Rare Daily Staff
The U.S. Food and Drug Administration granted Alexion, AstraZeneca’s rare disease unit, Priority Review for Ultomiris for adults with immunoglobulin A nephropathy (IgAN), marking a potential regulatory milestone for a disease with limited treatment options.
The agency is expected to deliver its decision in the fourth quarter of 2026 under the Prescription Drug User Fee Act timeline. Priority Review status is granted to therapies that may offer significant improvements in safety or efficacy over existing treatments.
The supplemental biologics license application (sBLA) is supported by interim Phase III data from the global I CAN trial, which showed that Ultomiris reduced proteinuria—a key marker of kidney damage—by 43.4 percent compared with placebo at 34 weeks. Proteinuria reduction was observed as early as 10 weeks and sustained through the study period.
IgA nephropathy is a chronic, immune-mediated kidney disease driven by the deposition of abnormal IgA immune complexes in the kidneys, triggering complement activation and inflammation. The disease can progress to end-stage kidney disease, with roughly half of at-risk patients developing kidney failure within a decade of diagnosis.

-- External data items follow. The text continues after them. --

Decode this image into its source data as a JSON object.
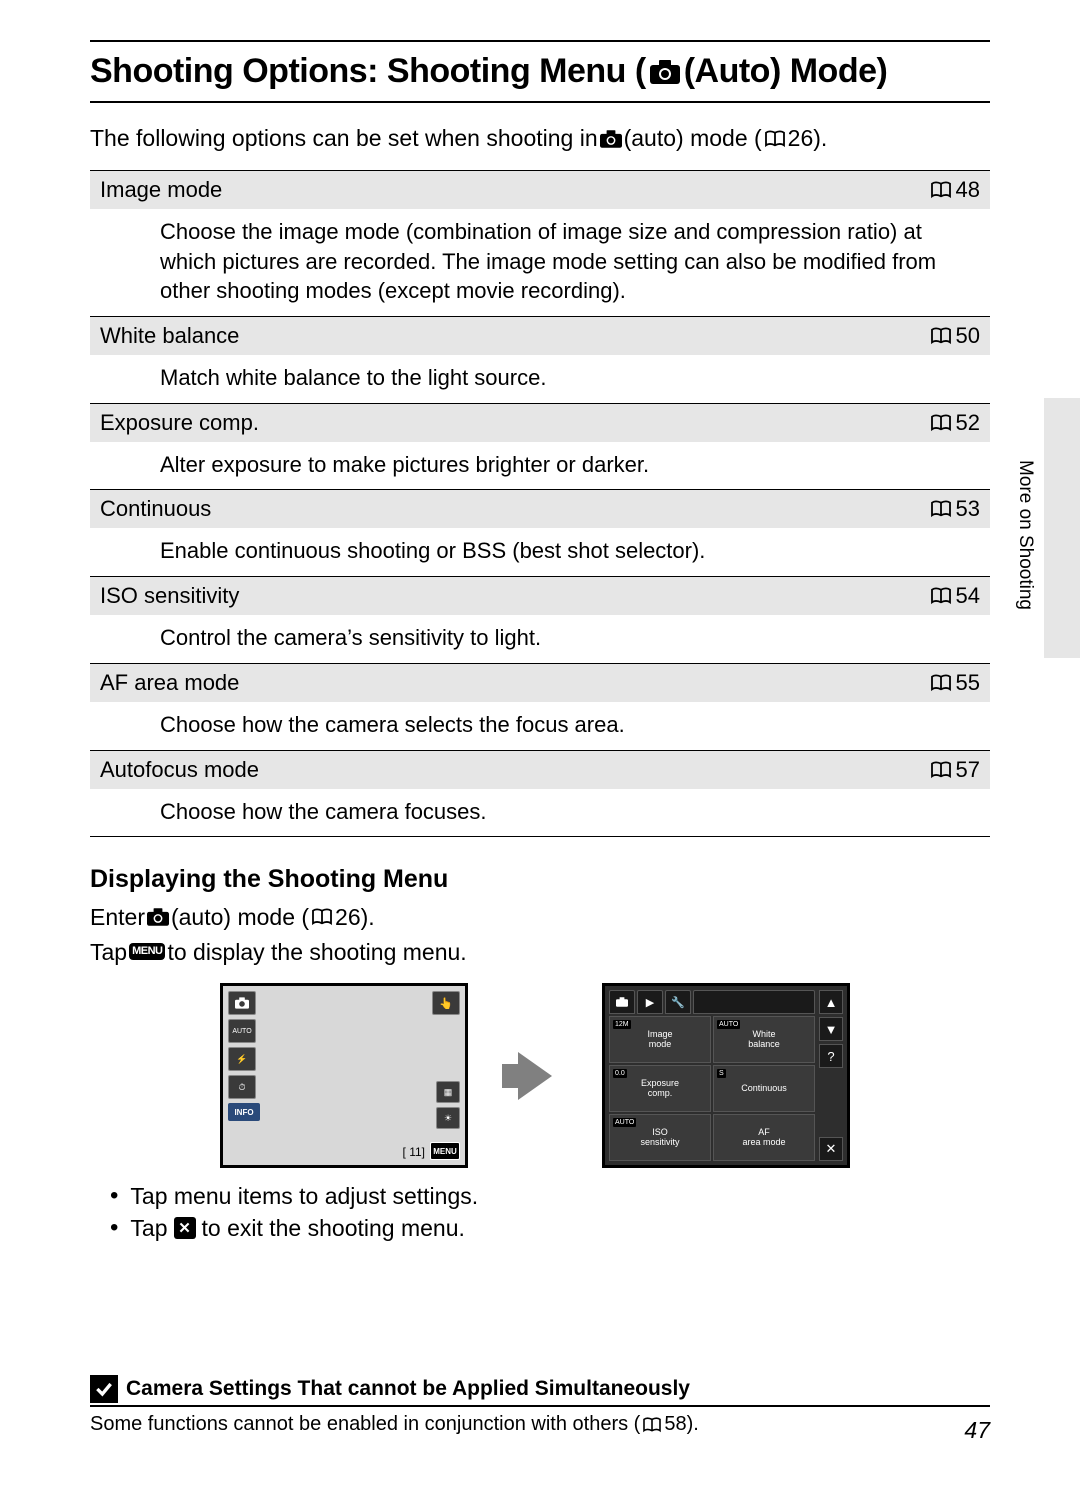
{
  "title": {
    "pre": "Shooting Options: Shooting Menu (",
    "post": " (Auto) Mode)"
  },
  "intro": {
    "a": "The following options can be set when shooting in ",
    "b": " (auto) mode (",
    "c": " 26)."
  },
  "options": [
    {
      "name": "Image mode",
      "page": "48",
      "desc": "Choose the image mode (combination of image size and compression ratio) at which pictures are recorded. The image mode setting can also be modified from other shooting modes (except movie recording)."
    },
    {
      "name": "White balance",
      "page": "50",
      "desc": "Match white balance to the light source."
    },
    {
      "name": "Exposure comp.",
      "page": "52",
      "desc": "Alter exposure to make pictures brighter or darker."
    },
    {
      "name": "Continuous",
      "page": "53",
      "desc": "Enable continuous shooting or BSS (best shot selector)."
    },
    {
      "name": "ISO sensitivity",
      "page": "54",
      "desc": "Control the camera’s sensitivity to light."
    },
    {
      "name": "AF area mode",
      "page": "55",
      "desc": "Choose how the camera selects the focus area."
    },
    {
      "name": "Autofocus mode",
      "page": "57",
      "desc": "Choose how the camera focuses."
    }
  ],
  "side_label": "More on Shooting",
  "sub_heading": "Displaying the Shooting Menu",
  "enter": {
    "a": "Enter ",
    "b": " (auto) mode (",
    "c": " 26)."
  },
  "tap_menu": {
    "a": "Tap ",
    "badge": "MENU",
    "b": " to display the shooting menu."
  },
  "screen1": {
    "sidebar_icons": [
      "camera",
      "auto",
      "flash-off",
      "timer-off"
    ],
    "info": "INFO",
    "menu": "MENU",
    "counter": "[   11]"
  },
  "screen2": {
    "cells": [
      {
        "mini": "12M",
        "label": "Image mode"
      },
      {
        "mini": "AUTO",
        "label": "White balance"
      },
      {
        "mini": "0.0",
        "label": "Exposure comp."
      },
      {
        "mini": "S",
        "label": "Continuous"
      },
      {
        "mini": "AUTO",
        "label": "ISO sensitivity"
      },
      {
        "mini": "",
        "label": "AF area mode"
      }
    ],
    "right": [
      "▲",
      "▼",
      "?",
      "✕"
    ]
  },
  "bullets": {
    "b1": "Tap menu items to adjust settings.",
    "b2a": "Tap ",
    "b2x": "✕",
    "b2b": " to exit the shooting menu."
  },
  "note": {
    "title": "Camera Settings That cannot be Applied Simultaneously",
    "body_a": "Some functions cannot be enabled in conjunction with others (",
    "body_b": " 58)."
  },
  "page_number": "47"
}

Ultomiris targets the C5 protein in the terminal complement cascade, a pathway increasingly implicated in IgAN pathogenesis. If approved, it would become the first therapy in this class for the disease, extending Alexion’s established complement franchise into nephrology.
The safety profile observed in the trial was consistent with prior studies of Ultomiris, with no new safety signals identified.
The I CAN study is ongoing, with final data expected to evaluate long-term kidney function outcomes, including changes in estimated glomerular filtration rate (eGFR) at 106 weeks. While proteinuria reduction is considered an important surrogate endpoint, regulators will also weigh longer-term renal outcomes in their assessment.
Ultomiris is already approved across multiple indications, including paroxysmal nocturnal hemoglobinuria, atypical hemolytic uremic syndrome, generalized myasthenia gravis, and neuromyelitis optica spectrum disorder.
The Priority Review decision places Ultomiris among a growing group of late-stage therapies targeting complement and immune pathways in IgAN, an increasingly competitive space as developers seek disease-modifying approaches beyond supportive care.
“Despite available treatments, people living with IgAN often progress to end-stage kidney disease, underscoring the urgent need for new disease-modifying approaches,” said Marc Dunoyer, CEO of Alexion. “This Priority Review reflects the strength of the interim analysis data and the potential of Ultomiris as the first C5 complement inhibitor to address terminal complement-driven inflammation in IgAN.”